[Zope] ZODB performance: reads to writes

27 Jun 2000 22:37:25 GMT

In article <000d01bfddfb$4546f070$3e48a4d8@digicool.com>,
Evan Simpson <evan@digicool.com> wrote:
> ----- Original Message -----
> From: Jimmie Houchin <jhouchin@texoma.net>
> 
> > Will an app as described above still suffer from problems with high
> writes?
> 
> Possibly, but only if there are hidden hotspots.  For example, in your
[...]> 
> 2. Implement the application-level conflict handling you read about, so that
> Folders and Catalogs can decide that two writes don't conflict after all,
> and merge them into a single update.

Unfortunately, this doesn't deal with cases where the conflicting state
is contained in many objects (see note by PJE in the ZODB Wiki).

Also, there is a whole other area of difficulty for high-write-volume
ZODBs, which is the ammount of IO that needs to be done.  First, by
nature ZODB can't rewrite a single attribute of an object, it has to
rewrite the entire thing.

Indexing is also a bear from an IO perspective.  First, BTrees currently
keep a count at each level, so every change to a btree changes a node at
each level of the BTree.  For a ZCatalog, there are a lot of btrees
(something like 2n+4 for n indexes, I think -- don't quote me on that,
it's been a while), and each one changes (last I looked, every index was
updated even if the value indexed in a particular one hadn't changed. 
This may have been improved since).  Not only is this bad from a hotspot
point of view (always a conflict on the root node of the tree), but you
end up doing a *lot* of IO.  During my experiments that led to
BerkeleyStorage, I was watching the Data.fs grow by 47K per transaction
for adding indexed objects of ~1K in size.  Watching this with
tranalyzer, this turns out to be 1K of object, and 46K of updated btree
pages :).  Note that BerkeleyStorage only prevents the file from growing
that much -- it still has to do all that IO (in fact, it has to do ~2-3
times that much IO, due to the nature of BerkeleyDB.  A relational
storage would have similar issues.  For ammount of IO done, FileStorage
is about as efficient as you can possibly be -- it's just that it trades
that off against space reclamation). 

Also, with any kind of Berkeley or Relational storage, there is a second
hidden IO and storage penalty: you're storing a btree inside a btree. In
other words, the lower-level DB uses btrees to store your objects,
including interior nodes of the higher-level ZODB btree. Every interior
node of the ZODB Btree needs a leaf node (and supporting interior nodes)
in the DB's btrees. so you get taxed twice, on both I/O and storage
space used.

Not to discourage anyone from using ZODB, necessarily.  There are a lot
of things it's fantastic for, and without a doubt ZODB is getting better
at handling higher write ratios. Over time there will be more and
more applications that previously would have required an external SQL or
other kind of database that can be done in ZODB instead.  However, there
will also IMHO always be applications that ZODB just isn't as suitable
for. You have to thing long and hard before committing to one or ther
other. And then there's the worry of what happens if you chose wrong.
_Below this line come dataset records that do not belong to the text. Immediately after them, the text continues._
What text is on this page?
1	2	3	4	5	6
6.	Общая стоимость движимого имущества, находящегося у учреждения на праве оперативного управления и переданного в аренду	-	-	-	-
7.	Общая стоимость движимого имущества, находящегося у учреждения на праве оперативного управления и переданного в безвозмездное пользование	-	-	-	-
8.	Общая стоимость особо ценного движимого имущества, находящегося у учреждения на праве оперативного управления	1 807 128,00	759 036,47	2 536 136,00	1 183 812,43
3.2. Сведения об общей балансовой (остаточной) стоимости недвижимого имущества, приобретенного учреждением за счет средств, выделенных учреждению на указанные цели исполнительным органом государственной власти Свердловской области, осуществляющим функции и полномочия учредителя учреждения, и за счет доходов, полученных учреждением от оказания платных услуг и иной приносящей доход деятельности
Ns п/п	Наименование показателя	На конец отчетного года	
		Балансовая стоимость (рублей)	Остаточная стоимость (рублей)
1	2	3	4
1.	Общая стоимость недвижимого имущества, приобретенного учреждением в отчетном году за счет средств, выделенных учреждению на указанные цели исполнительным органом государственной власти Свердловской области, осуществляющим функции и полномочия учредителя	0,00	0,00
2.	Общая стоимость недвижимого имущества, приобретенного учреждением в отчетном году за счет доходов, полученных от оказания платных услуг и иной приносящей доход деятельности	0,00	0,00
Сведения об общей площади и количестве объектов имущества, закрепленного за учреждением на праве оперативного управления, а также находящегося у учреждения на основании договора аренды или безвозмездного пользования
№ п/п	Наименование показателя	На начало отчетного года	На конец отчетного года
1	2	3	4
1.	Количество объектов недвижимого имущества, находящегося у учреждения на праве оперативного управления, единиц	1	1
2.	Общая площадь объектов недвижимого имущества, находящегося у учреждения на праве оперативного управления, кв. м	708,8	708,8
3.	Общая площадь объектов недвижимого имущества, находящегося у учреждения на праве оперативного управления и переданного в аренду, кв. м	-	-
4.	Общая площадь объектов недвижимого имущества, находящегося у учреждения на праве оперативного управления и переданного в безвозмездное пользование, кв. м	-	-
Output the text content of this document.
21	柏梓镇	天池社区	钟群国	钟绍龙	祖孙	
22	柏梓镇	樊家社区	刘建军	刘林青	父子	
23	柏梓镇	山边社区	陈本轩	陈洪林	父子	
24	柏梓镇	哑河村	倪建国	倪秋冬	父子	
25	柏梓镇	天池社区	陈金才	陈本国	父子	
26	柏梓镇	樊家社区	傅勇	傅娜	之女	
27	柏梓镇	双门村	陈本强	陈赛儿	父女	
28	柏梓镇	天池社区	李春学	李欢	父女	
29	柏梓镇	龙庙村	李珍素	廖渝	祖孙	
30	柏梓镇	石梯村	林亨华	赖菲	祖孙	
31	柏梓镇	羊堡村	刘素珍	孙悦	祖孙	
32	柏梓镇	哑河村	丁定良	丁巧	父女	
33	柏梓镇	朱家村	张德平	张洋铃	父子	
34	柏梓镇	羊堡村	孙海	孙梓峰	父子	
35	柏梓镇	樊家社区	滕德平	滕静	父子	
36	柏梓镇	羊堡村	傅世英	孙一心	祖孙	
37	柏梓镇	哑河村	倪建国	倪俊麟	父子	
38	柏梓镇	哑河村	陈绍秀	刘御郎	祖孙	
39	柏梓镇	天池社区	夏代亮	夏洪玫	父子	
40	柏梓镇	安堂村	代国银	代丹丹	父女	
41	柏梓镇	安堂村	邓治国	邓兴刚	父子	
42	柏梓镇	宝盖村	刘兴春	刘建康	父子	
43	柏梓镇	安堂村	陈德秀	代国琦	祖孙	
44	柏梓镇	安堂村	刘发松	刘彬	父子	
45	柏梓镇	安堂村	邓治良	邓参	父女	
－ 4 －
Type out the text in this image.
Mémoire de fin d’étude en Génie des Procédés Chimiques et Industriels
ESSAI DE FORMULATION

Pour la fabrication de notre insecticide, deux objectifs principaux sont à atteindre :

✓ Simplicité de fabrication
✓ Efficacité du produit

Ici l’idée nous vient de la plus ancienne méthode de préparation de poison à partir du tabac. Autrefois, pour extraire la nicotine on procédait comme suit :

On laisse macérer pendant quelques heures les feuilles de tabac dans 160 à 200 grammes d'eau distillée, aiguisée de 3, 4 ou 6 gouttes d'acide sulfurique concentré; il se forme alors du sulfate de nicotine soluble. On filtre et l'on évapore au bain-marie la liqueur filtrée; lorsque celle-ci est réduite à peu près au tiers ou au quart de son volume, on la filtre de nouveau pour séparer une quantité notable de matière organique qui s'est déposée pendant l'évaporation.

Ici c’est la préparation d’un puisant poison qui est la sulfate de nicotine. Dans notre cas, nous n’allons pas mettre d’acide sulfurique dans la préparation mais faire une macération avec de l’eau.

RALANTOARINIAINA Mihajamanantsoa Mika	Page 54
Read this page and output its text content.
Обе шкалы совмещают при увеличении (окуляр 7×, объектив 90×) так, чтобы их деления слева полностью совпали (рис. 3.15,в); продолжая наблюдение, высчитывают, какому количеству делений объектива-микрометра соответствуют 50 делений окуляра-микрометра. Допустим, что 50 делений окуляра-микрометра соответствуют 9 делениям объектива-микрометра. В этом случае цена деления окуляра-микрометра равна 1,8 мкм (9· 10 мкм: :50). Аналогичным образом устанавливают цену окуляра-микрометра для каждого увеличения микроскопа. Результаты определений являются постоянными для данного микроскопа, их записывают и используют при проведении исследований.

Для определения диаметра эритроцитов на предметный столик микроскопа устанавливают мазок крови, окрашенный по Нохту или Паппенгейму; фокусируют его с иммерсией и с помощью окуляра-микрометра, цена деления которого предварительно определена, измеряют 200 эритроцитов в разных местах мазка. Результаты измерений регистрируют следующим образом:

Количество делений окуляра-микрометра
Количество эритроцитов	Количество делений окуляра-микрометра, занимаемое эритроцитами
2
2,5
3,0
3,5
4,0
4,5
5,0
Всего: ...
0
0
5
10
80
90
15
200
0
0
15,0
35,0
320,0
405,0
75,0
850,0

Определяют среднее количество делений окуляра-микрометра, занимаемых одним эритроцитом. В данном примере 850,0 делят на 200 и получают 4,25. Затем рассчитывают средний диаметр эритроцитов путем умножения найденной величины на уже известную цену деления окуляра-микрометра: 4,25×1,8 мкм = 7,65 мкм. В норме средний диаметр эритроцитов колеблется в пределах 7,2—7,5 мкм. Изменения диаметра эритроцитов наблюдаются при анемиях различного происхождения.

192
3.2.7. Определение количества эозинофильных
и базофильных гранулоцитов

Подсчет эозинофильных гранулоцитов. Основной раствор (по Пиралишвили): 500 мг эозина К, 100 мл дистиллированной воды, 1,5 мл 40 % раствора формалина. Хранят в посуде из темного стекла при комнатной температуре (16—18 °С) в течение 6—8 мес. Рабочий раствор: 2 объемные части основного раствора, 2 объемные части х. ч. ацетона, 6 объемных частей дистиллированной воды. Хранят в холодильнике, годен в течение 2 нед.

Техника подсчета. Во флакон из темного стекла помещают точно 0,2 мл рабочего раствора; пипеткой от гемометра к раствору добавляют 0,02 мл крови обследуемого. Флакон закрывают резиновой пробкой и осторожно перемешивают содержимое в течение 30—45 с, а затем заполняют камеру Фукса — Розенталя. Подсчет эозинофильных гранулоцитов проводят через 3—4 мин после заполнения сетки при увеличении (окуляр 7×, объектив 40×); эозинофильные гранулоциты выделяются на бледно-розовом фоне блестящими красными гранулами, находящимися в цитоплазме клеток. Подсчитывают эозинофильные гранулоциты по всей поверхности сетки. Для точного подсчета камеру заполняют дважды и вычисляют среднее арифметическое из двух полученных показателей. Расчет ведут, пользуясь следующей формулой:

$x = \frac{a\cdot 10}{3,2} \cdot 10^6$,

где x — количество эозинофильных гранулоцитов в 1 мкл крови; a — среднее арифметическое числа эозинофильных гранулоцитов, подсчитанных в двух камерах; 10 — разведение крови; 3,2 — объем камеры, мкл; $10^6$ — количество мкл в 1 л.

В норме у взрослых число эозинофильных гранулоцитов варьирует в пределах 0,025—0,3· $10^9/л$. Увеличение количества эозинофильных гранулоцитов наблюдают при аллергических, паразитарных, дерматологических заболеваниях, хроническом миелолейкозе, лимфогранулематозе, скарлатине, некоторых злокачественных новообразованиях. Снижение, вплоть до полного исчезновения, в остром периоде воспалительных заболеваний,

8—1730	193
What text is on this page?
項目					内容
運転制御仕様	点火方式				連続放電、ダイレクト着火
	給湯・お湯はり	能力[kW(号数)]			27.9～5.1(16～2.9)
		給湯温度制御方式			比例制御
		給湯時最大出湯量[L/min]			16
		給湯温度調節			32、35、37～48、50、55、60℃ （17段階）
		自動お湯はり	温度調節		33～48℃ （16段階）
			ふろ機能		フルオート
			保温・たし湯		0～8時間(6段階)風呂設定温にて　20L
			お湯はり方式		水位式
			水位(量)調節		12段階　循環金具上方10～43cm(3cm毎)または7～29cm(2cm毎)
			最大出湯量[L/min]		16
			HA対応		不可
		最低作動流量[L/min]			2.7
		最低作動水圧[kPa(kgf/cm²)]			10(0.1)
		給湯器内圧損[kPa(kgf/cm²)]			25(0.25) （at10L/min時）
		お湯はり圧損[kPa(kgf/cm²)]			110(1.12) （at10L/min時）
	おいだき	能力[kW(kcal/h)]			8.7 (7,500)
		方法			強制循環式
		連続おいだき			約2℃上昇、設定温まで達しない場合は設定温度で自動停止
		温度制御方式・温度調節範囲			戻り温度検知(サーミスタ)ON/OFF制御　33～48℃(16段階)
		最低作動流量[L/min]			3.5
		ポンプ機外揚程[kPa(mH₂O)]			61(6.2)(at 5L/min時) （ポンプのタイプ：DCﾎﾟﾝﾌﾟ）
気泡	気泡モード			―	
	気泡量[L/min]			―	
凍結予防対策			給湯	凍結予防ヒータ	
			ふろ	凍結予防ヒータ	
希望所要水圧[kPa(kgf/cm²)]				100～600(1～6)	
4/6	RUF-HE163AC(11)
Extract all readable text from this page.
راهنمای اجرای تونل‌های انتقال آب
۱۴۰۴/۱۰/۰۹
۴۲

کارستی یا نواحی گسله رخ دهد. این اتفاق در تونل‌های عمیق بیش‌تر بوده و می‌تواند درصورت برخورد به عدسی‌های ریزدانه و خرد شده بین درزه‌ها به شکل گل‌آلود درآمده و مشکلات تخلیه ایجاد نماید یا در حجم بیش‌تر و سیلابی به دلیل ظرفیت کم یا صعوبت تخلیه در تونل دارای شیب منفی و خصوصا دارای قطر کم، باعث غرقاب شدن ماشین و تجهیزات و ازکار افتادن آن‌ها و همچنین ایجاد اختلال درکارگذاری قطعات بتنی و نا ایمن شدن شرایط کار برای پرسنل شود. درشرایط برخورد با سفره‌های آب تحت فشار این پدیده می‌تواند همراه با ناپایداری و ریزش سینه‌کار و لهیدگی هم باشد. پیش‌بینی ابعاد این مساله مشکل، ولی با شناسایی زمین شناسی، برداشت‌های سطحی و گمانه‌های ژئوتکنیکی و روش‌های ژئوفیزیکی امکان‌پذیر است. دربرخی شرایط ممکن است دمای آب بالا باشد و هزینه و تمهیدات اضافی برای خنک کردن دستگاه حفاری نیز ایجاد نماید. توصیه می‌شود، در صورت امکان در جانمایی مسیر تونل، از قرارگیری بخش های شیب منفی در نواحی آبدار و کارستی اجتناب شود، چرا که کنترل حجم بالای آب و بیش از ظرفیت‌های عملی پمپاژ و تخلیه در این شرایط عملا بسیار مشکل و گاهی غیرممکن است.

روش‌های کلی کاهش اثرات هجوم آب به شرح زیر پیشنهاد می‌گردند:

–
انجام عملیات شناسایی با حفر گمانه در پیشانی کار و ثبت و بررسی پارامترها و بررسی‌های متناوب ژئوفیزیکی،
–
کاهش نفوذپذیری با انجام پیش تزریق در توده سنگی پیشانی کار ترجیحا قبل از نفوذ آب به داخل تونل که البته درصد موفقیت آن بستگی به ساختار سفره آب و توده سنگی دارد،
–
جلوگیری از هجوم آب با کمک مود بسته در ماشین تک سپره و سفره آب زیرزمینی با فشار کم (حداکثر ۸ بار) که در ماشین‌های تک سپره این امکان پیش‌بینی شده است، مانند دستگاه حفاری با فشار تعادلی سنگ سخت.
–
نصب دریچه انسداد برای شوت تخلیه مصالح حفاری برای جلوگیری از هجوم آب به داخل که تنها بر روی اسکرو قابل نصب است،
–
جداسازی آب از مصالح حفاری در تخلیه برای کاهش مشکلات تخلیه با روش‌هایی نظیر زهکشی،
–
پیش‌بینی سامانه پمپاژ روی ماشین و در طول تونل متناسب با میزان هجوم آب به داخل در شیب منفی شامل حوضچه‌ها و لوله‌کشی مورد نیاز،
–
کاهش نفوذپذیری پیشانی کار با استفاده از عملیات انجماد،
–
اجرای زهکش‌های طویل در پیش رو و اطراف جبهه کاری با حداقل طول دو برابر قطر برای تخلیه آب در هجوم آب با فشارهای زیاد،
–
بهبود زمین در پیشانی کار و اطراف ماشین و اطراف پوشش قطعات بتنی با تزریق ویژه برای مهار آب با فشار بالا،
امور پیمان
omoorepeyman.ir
We were faced with exactly these issues, and the extremes of them, to
boot.  We have a *large*, *very* high write ratio, lots of indexes type
of application based on ZPublisher/DTML that we'd like to port
to/replace with something Zope based.  Yet we might need to make another
instance of this same type of application used by only a few people with
a small ammount of data -- it would really suck to have to have to have
another instance of the same expensive database system to support a
miniscule ammount of data, because everything was coded only with SQL in
mind). 

This is what led ultimately to ZPatterns -- you can write applications
and not have to decide up front on ZODB or SQL.  And you can change your
mind later (Seen that TV commercial? suddenly your online store is
selling a zillion items per month instead of the 1000 you planned for. 
oops!).  You can even decide on an instance by instance basis.  You
configure with ZODB for a small department or client, and Oracle or
Sybase for a huge one -- and the small guy doesn't have to pay for the
DB license and DBA!). Since then, we've discovered a number of other
benefits to the model.

Hmmm... I didn't intend to write a ZPatterns advertisement when I
started, honest! But this seems to have turned into one nonetheless :^)